What do you say when a mother of three says...
"Think of all the time you'll have."
What do you say when so many say...
"You can always have another..."
"At least you never knew it..."
"You have your whole life ahead of you..."
"You have an angel in heaven."
What do you say when someone says...Nothing?
What do you say when someone says...
"I'm sorry."
You say, with grateful tears and warm embrace,
"Thank you!"

4 comments:

Allan R. Bevere said...

John:

Great poem!

Thanks!

Along the Narrow Path said...

Excellent poem and so true.

Andrew C. Thompson said...

John,

It would be great to hear your reflections on CPE when you get a chance. I'm interested to hear what benefits and/or frustrations you have had in your own experience with the CPE process.
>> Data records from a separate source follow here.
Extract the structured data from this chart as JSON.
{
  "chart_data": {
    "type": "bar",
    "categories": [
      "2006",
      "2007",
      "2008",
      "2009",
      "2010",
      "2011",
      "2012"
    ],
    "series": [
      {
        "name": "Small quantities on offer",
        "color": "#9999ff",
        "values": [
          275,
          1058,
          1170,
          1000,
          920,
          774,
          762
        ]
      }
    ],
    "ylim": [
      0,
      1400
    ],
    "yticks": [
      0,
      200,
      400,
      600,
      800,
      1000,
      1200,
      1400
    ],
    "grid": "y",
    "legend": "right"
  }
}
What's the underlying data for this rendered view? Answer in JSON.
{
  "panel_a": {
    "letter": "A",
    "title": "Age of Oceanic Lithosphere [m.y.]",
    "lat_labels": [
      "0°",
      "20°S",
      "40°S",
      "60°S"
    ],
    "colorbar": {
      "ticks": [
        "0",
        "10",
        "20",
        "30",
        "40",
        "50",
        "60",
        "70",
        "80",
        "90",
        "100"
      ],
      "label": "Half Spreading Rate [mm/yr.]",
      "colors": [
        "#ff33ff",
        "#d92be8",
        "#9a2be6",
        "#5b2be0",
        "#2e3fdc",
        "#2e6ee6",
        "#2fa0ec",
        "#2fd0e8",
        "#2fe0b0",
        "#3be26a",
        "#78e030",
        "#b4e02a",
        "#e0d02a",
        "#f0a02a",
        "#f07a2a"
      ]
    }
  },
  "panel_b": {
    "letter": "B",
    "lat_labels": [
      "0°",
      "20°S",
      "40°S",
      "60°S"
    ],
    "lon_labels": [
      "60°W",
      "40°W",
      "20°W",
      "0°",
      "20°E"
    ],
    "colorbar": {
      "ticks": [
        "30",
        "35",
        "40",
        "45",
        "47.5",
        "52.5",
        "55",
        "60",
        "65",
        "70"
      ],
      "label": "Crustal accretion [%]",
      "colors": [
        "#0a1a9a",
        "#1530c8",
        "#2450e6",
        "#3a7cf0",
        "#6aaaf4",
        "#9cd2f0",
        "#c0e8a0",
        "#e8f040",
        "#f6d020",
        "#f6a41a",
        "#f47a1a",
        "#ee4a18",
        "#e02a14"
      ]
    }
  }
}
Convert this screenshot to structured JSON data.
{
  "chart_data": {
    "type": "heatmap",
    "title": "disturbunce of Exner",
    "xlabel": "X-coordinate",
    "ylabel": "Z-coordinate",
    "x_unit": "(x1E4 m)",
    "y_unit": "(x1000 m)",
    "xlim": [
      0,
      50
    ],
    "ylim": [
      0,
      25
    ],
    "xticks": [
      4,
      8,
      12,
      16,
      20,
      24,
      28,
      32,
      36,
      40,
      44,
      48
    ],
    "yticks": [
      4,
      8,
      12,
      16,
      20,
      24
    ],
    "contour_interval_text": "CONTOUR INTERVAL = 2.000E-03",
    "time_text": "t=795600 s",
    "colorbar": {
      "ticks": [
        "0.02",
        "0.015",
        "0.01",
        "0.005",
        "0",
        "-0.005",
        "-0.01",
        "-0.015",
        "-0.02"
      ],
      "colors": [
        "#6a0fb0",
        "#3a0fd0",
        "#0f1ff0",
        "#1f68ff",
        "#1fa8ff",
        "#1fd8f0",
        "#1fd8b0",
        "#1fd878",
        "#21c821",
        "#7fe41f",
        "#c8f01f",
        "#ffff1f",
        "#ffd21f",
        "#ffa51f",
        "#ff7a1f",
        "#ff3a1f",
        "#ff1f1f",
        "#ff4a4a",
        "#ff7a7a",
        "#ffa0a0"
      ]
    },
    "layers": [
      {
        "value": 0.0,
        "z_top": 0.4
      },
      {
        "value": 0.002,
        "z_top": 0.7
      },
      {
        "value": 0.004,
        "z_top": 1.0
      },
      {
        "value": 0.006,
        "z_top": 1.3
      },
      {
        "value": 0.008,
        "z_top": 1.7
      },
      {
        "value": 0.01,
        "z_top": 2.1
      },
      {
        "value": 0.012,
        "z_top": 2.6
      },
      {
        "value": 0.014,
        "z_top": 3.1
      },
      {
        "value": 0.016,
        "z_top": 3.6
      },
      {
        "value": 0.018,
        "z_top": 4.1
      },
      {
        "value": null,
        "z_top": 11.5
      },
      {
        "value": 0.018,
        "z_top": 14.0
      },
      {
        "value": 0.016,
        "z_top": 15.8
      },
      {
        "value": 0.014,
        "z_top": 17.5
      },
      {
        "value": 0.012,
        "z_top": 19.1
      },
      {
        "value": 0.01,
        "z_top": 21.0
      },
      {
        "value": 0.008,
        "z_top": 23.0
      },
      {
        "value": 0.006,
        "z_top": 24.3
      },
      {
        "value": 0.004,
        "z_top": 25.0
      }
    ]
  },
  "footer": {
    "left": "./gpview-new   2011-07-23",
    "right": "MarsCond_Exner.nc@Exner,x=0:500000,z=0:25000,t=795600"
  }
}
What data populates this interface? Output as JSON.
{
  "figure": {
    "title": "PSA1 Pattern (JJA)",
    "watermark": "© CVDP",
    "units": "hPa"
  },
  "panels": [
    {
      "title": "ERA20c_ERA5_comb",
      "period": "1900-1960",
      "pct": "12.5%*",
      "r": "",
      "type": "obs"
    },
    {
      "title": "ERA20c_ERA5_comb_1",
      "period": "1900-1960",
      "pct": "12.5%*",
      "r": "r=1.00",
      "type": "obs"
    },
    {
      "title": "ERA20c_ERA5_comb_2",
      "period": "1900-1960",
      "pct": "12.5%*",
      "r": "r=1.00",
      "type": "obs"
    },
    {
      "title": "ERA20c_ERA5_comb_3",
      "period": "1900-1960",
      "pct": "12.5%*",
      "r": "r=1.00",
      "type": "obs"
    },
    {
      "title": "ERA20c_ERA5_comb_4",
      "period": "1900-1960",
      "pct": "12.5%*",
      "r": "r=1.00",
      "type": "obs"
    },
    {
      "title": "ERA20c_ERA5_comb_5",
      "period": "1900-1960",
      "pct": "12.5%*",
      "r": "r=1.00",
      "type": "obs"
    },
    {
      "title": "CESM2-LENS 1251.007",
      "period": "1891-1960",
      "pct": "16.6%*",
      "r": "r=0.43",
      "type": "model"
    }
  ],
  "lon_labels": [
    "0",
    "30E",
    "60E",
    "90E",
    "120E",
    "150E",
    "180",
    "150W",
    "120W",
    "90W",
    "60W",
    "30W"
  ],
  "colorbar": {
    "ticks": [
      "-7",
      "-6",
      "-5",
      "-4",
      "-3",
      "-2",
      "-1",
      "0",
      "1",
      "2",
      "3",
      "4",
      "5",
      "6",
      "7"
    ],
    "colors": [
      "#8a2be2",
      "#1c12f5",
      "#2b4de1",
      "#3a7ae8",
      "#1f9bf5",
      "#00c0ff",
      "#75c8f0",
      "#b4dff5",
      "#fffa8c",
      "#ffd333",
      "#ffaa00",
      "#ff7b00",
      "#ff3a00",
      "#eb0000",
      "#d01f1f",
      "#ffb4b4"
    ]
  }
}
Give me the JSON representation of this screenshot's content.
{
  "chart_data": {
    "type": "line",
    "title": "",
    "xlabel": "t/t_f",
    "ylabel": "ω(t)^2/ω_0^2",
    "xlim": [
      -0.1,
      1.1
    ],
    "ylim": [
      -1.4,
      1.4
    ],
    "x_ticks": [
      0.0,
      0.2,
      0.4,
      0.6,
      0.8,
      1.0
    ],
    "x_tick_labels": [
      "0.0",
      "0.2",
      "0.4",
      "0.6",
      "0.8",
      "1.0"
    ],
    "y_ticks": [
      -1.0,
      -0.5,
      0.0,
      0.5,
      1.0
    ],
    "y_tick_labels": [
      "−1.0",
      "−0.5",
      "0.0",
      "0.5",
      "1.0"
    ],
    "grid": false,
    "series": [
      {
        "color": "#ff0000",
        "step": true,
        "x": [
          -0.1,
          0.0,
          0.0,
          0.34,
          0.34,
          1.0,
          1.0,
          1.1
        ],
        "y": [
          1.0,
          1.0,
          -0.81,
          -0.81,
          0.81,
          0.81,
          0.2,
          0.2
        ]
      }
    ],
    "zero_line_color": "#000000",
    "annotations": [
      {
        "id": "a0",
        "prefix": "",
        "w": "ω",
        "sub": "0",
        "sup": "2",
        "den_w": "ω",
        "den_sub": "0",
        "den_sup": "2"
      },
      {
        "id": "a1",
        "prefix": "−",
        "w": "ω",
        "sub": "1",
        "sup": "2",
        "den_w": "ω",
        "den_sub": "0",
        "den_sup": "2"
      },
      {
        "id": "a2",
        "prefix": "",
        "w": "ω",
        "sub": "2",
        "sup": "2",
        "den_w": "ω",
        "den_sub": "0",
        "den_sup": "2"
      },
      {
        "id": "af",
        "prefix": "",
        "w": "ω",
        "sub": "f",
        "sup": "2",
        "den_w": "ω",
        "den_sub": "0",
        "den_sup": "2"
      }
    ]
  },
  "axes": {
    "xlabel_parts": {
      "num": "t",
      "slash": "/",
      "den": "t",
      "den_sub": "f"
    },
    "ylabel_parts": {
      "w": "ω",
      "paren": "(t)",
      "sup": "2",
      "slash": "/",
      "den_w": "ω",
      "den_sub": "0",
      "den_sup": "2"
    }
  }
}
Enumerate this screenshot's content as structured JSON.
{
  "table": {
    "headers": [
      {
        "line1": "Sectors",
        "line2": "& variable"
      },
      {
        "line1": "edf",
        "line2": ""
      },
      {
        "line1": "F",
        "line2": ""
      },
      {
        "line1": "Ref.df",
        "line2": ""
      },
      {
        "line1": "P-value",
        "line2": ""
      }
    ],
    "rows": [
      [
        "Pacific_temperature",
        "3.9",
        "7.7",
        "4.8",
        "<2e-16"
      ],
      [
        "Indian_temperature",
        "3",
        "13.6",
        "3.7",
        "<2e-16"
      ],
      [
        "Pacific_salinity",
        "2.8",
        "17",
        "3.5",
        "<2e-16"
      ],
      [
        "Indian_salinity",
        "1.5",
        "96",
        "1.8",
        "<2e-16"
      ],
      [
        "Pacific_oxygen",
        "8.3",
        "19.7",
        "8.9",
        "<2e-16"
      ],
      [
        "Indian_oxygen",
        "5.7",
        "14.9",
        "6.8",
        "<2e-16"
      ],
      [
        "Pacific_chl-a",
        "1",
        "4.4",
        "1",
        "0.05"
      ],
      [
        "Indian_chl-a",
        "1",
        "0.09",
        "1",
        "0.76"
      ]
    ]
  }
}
In my experience, I found it very helpful to pastoral care and counseling, not to mention the insight into my own inner workings. But I also found its overly-heavy reliance on psychological paradigms to be limiting and, at times, frustrating for its social scientific reductionism.

Theresa Coleman said...

That's a BIG Amen.

There is nothing like saying "I'm sorry" and then just sitting with a person to share their pain.

And Andrew, there is more than one paradigm in CPE -- there's "old school" and "current trends" (for lack of better labels.) The Old School was way heavy on psychological crap -- current trends in thought tend more to spirituality and connection to God. (About time, too.)